Cooke Latham Gallery is delighted to present Voyage and Return, a solo exhibition by Siro
Cugusi. The gallery space is dominated by three monumental paintings that explore the
landscape genre and its symbolism. Untethered from any known reality, the paintings portray
the dream-like topography of the unconscious. In many ways Arcadian vistas, the serenity of
the subject matter is continually thrown into disarray; smooth ornamental imagery confronts
painterly abstraction. As the viewer one is delighted by the balance of the compositions and
yet unsettled by their continual disruption.

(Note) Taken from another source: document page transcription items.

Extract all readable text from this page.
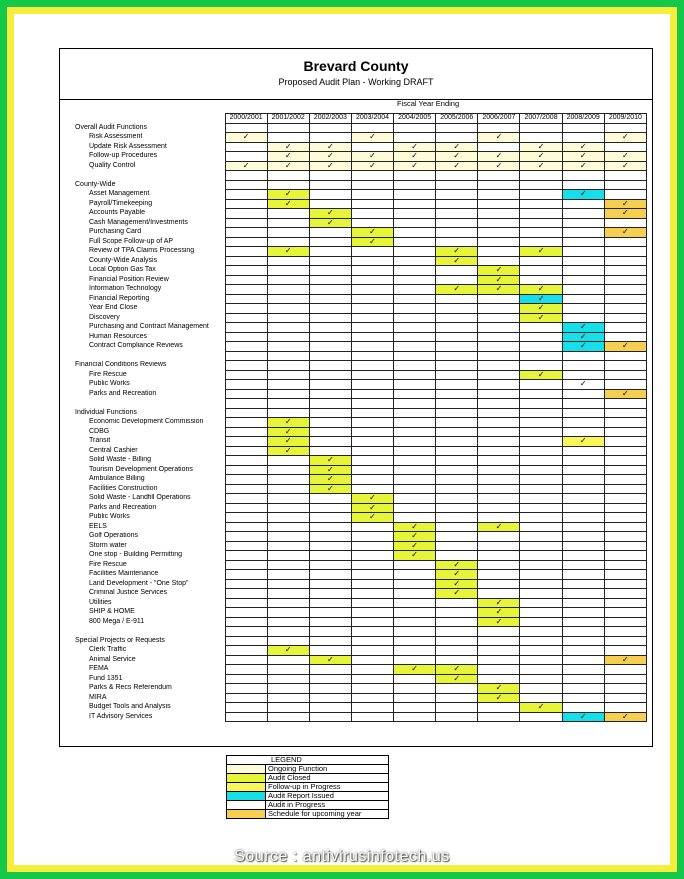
Brevard County
Proposed Audit Plan - Working DRAFT
Fiscal Year Ending
	2000/2001	2001/2002	2002/2003	2003/2004	2004/2005	2005/2006	2006/2007	2007/2008	2008/2009	2009/2010
Overall Audit Functions										
Risk Assessment	✓			✓			✓			✓
Update Risk Assessment		✓	✓		✓	✓		✓	✓	
Follow-up Procedures		✓	✓	✓	✓	✓	✓	✓	✓	✓
Quality Control	✓	✓	✓	✓	✓	✓	✓	✓	✓	✓

County-Wide										
Asset Management		✓							✓	
Payroll/Timekeeping		✓								✓
Accounts Payable			✓							✓
Cash Management/Investments			✓							
Purchasing Card				✓						✓
Full Scope Follow-up of AP				✓						
Review of TPA Claims Processing		✓				✓		✓		
County-Wide Analysis						✓				
Local Option Gas Tax							✓			
Financial Position Review							✓			
Information Technology						✓	✓	✓		
Financial Reporting								✓		
Year End Close								✓		
Discovery								✓		
Purchasing and Contract Management									✓	
Human Resources									✓	
Contract Compliance Reviews									✓	✓

Financial Conditions Reviews										
Fire Rescue								✓		
Public Works									✓	
Parks and Recreation										✓

Individual Functions										
Economic Development Commission		✓								
CDBG		✓								
Transit		✓							✓	
Central Cashier		✓								
Solid Waste - Billing			✓							
Tourism Development Operations			✓							
Ambulance Billing			✓							
Facilities Construction			✓							
Solid Waste - Landfill Operations				✓						
Parks and Recreation				✓						
Public Works				✓						
EELS					✓		✓			
Golf Operations					✓					
Storm water					✓					
One stop - Building Permitting					✓					
Fire Rescue						✓				
Facilities Maintenance						✓				
Land Development - "One Stop"						✓				
Criminal Justice Services						✓				
Utilities							✓			
SHIP & HOME							✓			
800 Mega / E-911							✓			

Special Projects or Requests										
Clerk Traffic		✓								
Animal Service			✓							✓
FEMA					✓	✓				
Fund 1351						✓				
Parks & Recs Referendum							✓			
MIRA							✓			
Budget Tools and Analysis								✓		
IT Advisory Services									✓	✓
LEGEND	
	Ongoing Function
	Audit Closed
	Follow-up in Progress
	Audit Report Issued
	Audit in Progress
	Schedule for upcoming year
Source : antivirusinfotech.us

Cugusi has constructed a highly personalised visual language of new and archaic forms
which he reconfigures continually to create his arresting imagery. The water is tufted into
stylised waves, while the drama of the rocks dissolves into loose brushstrokes. The paintings
are fleshy, pink proliferates, while red spheres like cherries provide surrealist punctuation to
the compositions. Enigmatic shapes emerge from the painted surface and are subsumed back
into it. "Reality is left behind and the rules of the universe bend."(Siro Cugusi, 2022)
The artist's practice also encompasses sculpture, and the organic and machine-like forms of
Cugusi's sculptural works inform his painting. There is a chiselled weight to the trees, the
waves, the hills, while the impasto of the paint's application has the tactility of a sculpted
surface. On occasion rocks morph into mathematical forms, trees ape geometry, merging or
contrasting with the voluptuous Biomorphism of the landscapes.
Like the backdrops of the early Renaissance the works have a studied naivety. The craggy
horizons and sculpted edges to the water are reminiscent of a stage set, the platform for the
action within an Uccello or Giotto, except here, of course, the action is uncannily absent. The
viewer has the impression of an artist who has mastered the pictorial rules of the genre only to
purposefully abandon them.
In an era in which figurative painting proliferates Cugusi creates landscapes that feel radical
within a genre often considered obsolete. Terrifyingly animate, his landscapes are portraits in
their own right, 'living landscapes' rather than inert backdrops for human endeavour.